P1016 Identification of transcriptional-reprogramming signals in high throughput gene expression data using K-Means clustering algorithm optimized by random walks

Huang Tinghua , Iowa State University, Ames, IA
Chen Nanjiang , Beihang University
Tian Bangsheng , Chinese Academy of Sciences
Yao Dan , Hubei University of Science and Technology
Li Biao , Changjiang Waterway Institute of Planning, Design & Research
Yao Min , Huazhong Agricultural University
Bin Fan , Huazhong Agricultural University, Wuhan, China
Shu-Hong Zhao , Huazhong Agricultural University, Wuhan, China
DNA microarrays have been extensively used to monitor gene expression in great depth and on a broad scale in biology studies. The clustering analysis that systematically compares the similarity between genes can reveal common and specific gene expression patterns that might provide further insights into the transcriptome control.

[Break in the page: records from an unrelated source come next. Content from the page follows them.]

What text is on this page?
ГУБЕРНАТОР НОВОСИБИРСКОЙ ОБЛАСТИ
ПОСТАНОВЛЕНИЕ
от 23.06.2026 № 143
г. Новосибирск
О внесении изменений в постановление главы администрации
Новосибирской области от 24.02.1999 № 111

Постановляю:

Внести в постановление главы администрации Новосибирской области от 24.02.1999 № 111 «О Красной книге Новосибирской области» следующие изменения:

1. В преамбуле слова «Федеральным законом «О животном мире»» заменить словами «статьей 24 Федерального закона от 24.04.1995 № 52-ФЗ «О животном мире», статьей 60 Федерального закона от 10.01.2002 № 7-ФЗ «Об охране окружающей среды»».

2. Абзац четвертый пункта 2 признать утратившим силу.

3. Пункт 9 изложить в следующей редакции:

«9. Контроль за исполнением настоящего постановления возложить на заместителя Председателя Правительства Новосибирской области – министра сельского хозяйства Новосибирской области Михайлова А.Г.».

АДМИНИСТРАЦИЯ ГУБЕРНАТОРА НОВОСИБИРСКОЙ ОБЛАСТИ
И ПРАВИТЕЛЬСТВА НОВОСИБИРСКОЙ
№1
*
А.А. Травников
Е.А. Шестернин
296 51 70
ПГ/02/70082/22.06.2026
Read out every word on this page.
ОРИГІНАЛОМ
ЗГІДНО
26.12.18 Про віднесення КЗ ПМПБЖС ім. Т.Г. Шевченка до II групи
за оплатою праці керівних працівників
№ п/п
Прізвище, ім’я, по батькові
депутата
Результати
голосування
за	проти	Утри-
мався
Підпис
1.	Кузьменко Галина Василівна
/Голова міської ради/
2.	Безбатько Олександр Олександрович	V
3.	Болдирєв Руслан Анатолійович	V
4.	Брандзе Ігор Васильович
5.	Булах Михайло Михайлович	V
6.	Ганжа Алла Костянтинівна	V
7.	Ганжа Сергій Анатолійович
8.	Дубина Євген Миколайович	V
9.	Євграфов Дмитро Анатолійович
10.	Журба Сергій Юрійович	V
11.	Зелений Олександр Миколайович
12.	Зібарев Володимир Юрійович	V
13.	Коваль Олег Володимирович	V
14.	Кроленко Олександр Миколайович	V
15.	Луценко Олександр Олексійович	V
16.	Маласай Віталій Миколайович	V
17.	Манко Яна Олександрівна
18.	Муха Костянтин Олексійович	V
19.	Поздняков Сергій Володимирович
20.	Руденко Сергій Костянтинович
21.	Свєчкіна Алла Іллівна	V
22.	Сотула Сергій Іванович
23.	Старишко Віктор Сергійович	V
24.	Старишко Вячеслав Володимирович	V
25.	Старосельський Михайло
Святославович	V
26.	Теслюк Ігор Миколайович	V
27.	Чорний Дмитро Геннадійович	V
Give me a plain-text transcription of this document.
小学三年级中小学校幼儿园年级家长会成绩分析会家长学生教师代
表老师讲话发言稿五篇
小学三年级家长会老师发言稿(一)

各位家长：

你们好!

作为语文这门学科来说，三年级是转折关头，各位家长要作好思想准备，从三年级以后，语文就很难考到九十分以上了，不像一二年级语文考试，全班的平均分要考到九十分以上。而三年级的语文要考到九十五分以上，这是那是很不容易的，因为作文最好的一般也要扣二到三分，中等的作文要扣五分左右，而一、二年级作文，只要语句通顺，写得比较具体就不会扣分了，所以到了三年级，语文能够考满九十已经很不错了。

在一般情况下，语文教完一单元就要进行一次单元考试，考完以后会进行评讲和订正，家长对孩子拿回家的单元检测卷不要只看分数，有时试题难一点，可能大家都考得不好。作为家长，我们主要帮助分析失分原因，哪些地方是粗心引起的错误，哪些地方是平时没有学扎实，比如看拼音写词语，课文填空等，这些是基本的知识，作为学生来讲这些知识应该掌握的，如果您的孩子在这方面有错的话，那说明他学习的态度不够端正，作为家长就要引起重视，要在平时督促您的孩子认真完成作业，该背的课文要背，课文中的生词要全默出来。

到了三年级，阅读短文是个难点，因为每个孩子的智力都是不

For a gene cluster, the interests arise from two components 1) the homogeneity, reflecting the degree of similarity between each gene within the gene cluster; and 2) the response extent, namely, the magnitude of change of the expression of the genes between different conditions. In this study, we improved a K-means schema algorithm by 1) introducing random walks to the K-Means centers and 2) applying force filed (weighting) to the objects in the multidimensional clustering space. The simulated annealing (SA), a technique involving heating and controlled cooling of the K-Means centers were used to help the clustering find the global optimal configuration. The cost function and temperature schedule of SA were established. After applying force filed, different objects in the clustering space had different weights, based on their response extent (or the distance from the Zero-point gene which has no changes at all), and thus contributed differently to the clustering. We tested the proposed K-Means clustering schema using synthetic data. Compared with Lloyd's algorithm, the random walks can help the K-means clustering walk out of local optimal and the weighting improved the ability of the K-Means clustering picking up gene clusters with higher responses. The algorithm is computational intensive, takes much more time than other K-means implementations, but it can always produce clustering solution better than other algorithms. The algorithm is suitable for applications that high quality clustering results are required. A dataset consist of 4,000 chips collected from the public databases were created and analyzed using the proposed clustering algorithm. Gene clusters with distinct expression patterns were identified. Those clusters defined common host-transcriptional-reprogramming signals and provided useful insights for further investigation of the gene regulatory control.